Die Aquarien, in denen Zebrafische gezüchtet werden, enthalten insgesamt ca. 12.000 Liter Wasser mit einer Wassertemperatur von 28°C. Die Fische werden in einem großen Fischraum gehalten. Das Wasser wird über eine Umkehrosmoseanlage bereitgestellt und im Wassertechnikraum aufbereitet. Da die Tiere gentechnisch verändert sind, muss das Abwasser durch eine thermische Desinfektion geleitet werden.

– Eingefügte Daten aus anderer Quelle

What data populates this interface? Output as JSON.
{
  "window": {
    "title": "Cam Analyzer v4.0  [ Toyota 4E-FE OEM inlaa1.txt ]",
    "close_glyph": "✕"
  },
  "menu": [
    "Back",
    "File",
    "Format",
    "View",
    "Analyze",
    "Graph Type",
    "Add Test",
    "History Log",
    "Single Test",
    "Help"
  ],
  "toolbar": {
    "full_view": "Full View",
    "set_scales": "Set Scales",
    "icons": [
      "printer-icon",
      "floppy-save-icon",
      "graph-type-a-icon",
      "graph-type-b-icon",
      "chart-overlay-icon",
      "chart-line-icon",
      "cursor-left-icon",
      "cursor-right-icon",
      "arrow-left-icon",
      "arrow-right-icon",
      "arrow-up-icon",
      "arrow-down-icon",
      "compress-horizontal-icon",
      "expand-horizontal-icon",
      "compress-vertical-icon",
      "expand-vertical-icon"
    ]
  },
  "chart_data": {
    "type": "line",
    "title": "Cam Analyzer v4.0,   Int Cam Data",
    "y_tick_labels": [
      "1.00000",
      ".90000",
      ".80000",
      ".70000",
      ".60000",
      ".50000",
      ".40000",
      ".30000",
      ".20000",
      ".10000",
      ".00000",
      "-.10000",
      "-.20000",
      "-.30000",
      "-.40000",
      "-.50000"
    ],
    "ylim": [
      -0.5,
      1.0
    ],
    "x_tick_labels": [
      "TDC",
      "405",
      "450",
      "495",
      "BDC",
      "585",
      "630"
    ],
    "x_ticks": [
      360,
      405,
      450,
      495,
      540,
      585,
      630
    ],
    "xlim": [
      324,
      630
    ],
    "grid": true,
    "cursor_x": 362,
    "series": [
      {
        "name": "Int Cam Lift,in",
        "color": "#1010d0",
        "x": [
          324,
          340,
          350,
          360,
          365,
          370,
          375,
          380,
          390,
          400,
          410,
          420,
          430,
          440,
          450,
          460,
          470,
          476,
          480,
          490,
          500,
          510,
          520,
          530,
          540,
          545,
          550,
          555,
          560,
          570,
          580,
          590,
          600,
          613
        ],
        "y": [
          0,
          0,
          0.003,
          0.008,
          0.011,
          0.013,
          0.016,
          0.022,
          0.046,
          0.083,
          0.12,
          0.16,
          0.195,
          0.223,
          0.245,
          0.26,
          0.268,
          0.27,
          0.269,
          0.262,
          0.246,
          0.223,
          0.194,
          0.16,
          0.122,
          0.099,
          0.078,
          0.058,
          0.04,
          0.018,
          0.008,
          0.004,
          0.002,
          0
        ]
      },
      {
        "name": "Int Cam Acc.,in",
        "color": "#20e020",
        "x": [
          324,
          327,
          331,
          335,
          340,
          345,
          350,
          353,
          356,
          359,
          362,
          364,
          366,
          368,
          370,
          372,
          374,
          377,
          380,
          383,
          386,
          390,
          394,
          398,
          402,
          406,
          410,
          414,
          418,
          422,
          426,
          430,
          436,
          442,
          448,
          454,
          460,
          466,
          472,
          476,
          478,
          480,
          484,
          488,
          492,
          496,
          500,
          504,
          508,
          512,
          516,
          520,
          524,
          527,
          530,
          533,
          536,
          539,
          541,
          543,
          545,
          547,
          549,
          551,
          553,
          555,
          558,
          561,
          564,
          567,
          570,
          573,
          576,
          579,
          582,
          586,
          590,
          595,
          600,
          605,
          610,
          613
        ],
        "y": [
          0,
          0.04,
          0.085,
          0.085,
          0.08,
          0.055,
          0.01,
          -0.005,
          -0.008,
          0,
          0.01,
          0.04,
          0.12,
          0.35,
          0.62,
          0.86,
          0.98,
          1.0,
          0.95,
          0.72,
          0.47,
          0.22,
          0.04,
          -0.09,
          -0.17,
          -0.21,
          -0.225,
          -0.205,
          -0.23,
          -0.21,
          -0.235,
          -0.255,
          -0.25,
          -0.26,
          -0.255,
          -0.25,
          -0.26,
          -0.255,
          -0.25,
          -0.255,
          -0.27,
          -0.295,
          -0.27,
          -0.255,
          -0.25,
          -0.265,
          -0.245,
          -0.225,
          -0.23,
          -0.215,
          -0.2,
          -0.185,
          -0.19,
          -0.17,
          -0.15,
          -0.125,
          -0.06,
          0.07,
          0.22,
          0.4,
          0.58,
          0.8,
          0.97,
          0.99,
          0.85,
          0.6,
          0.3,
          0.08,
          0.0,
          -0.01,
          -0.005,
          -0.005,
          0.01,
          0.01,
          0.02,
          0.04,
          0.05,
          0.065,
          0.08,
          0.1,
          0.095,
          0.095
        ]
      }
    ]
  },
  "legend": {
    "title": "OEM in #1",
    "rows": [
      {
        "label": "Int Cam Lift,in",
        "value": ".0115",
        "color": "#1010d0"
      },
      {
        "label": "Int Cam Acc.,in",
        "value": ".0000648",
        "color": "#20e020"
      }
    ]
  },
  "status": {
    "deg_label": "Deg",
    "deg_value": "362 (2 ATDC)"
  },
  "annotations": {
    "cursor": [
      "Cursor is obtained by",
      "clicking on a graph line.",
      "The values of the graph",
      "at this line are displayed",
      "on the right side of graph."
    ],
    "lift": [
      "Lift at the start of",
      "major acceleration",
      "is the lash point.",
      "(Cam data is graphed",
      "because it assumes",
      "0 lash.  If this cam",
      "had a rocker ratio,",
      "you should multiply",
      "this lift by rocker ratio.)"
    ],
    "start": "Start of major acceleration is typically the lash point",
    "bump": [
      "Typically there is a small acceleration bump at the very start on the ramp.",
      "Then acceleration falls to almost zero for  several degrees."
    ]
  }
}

Der Fischraum wird mit einer Lufttemperatur von 26°C und einer Temperaturkonstanz von ±1K betrieben. Aufgrund der hohen relativen Luftfeuchtigkeit von bis zu 70% bei 26°C ist das Risiko von Kondensation und Korrosion sehr hoch. Aus diesem Grund wurde der gesamte Innenraum des Fischfachs mit dampfdichten Schaumglasscheiben isoliert. Alle Innenmaterialien mussten korrosionsfrei sein. Um die Fische und Proben mit den angeschlossenen Laboren im 1. Stock auszutauschen, wurde ein kleiner Aufzug über 3 Stockwerke installiert.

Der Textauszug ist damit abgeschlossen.